Vernissage “ICH BIN VIELE”
Acht Jugendliche der Carlo-Schmid-Schule arbeiteten im Rahmen des Projektes „ICH BIN VIELE“ mit den Künstlerinnen Christine Huss und Katja Wüstehube zusammen. In den Räumen der Jugendkunstschule im Jugendbildungswerk stellten sie Malereien, Zeichnungen und Objekte aus unterschiedlichen Materialien her. Ihre Arbeitsergebnisse wurden am Freitag, den 27. Februar 2026, im Rahmen einer Vernissage präsentiert. Anschließend war die Ausstellung bis zum 9. März öffentlich zugänglich. Gefördert wurde das Projekt von der Franz-Xaver-und-Emma-Seiler-Stiftung.
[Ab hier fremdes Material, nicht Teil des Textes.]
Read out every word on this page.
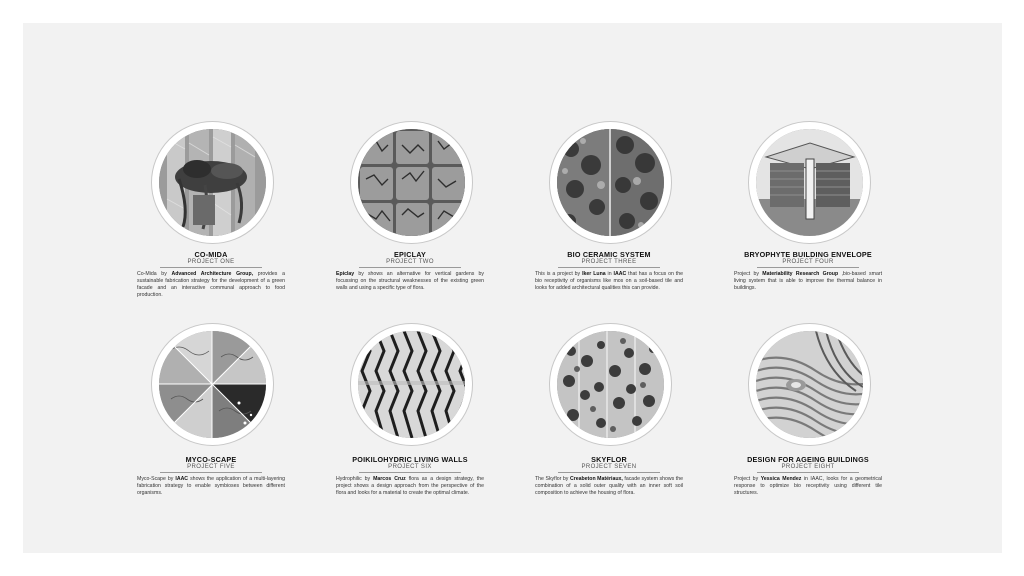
CO-MIDA
PROJECT ONE
Co-Mida by Advanced Architecture Group, provides a sustainable fabrication strategy for the development of a green facade and an interactive communal approach to food production.
EPICLAY
PROJECT TWO
Epiclay by shows an alternative for vertical gardens by focussing on the structural weaknesses of the existing green walls and using a specific type of flora.
BIO CERAMIC SYSTEM
PROJECT THREE
This is a project by Iker Luna in IAAC that has a focus on the bio receptivity of organisms like mos on a soil-based tile and looks for added architectural qualities this can provide.
BRYOPHYTE BUILDING ENVELOPE
PROJECT FOUR
Project by Materiability Research Group ,bio-based smart living system that is able to improve the thermal balance in buildings.
MYCO-SCAPE
PROJECT FIVE
Myco-Scape by IAAC shows the application of a multi-layering fabrication strategy to enable symbioses between different organisms.
POIKILOHYDRIC LIVING WALLS
PROJECT SIX
Hydrophilic by Marcos Cruz flora as a design strategy, the project shows a design approach from the perspective of the flora and looks for a material to create the optimal climate.
SKYFLOR
PROJECT SEVEN
The Skyflor by Creabeton Matériaux, facade system shows the combination of a solid outer quality with an inner soft soil composition to achieve the housing of flora.
DESIGN FOR AGEING BUILDINGS
PROJECT EIGHT
Project by Yessica Mendez in IAAC, looks for a geometrical response to optimize bio receptivity using different tile structures.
Die 16-jährigen Jugendlichen waren aktiv an der Ausstellungsplanung beteiligt. Sie entschieden mit, welche Werke gezeigt wurden, wo diese aufgehängt wurden und wie der Abschluss des Projektes stattfinden sollte. Das Projekt fand an drei Vormittagen statt, jeweils drei Stunden lang. Unterstützt wurden die Teilnehmenden dabei von den Künstlerinnen Christine und Katja. Insgesamt entstanden sechsundfünfzig Werke.
Am Montag stieg die Gruppe intensiv mit Kohlezeichnungen ein. Dabei experimentierten die Jugendlichen mit tiefen Schwarztönen und erprobten verschiedene Techniken im Umgang mit Kohle. Am Dienstag arbeitete die Gruppe sehr vertieft an Collagen zum Thema Selbstwahrnehmung, Fremdwahrnehmung und Identitätsfindung. Zunächst versuchten die Teilnehmenden, das eigene Gesicht sowie die Gesichter anderer wahrzunehmen und in Form von Zeichnungen und Malereien darzustellen. Dabei wurden sowohl Schwarz-Weiß-Töne als auch Farben verwendet. Zu einem späteren Zeitpunkt formten sie außerdem Drahtgesichter im Maßstab des eigenen Kopfes und gestalteten diese nach ihrem eigenen Aussehen. Zusätzlich fertigten einige Teilnehmende kleine Gesichtsskulpturen an. Bei den Collagefiguren wurde die Umrissform eines Menschen als Ausgangspunkt genommen. Die Jugendlichen setzten sich damit auseinander, was sie gerade anspricht, wohin ihre Reise gehen könnte, was sie sich wünschen und vorstellen. Ihr Innenleben sollte dabei in einer äußeren Form sichtbar gemacht werden. Die Künstlerin Christine betonte im Interview, dass Collagen als künstlerisches Material besonders geeignet seien, um zu zeigen, was eine Person wahrnimmt, was sie sich wünscht, welche Ängste sie hat und welche Themen sie beschäftigen. Am letzten Tag wurde schließlich mit Ton gearbeitet. Laut den Künstlerinnen waren die Jugendlichen „eine äußerst sympathische Gruppe“, die sich sehr gut mit dem Thema auseinandergesetzt habe. Dies habe die Zusammenarbeit erleichtert. Im Laufe der Woche fühlten sich die Teilnehmenden zunehmend wohler und konnten sich dadurch besser öffnen.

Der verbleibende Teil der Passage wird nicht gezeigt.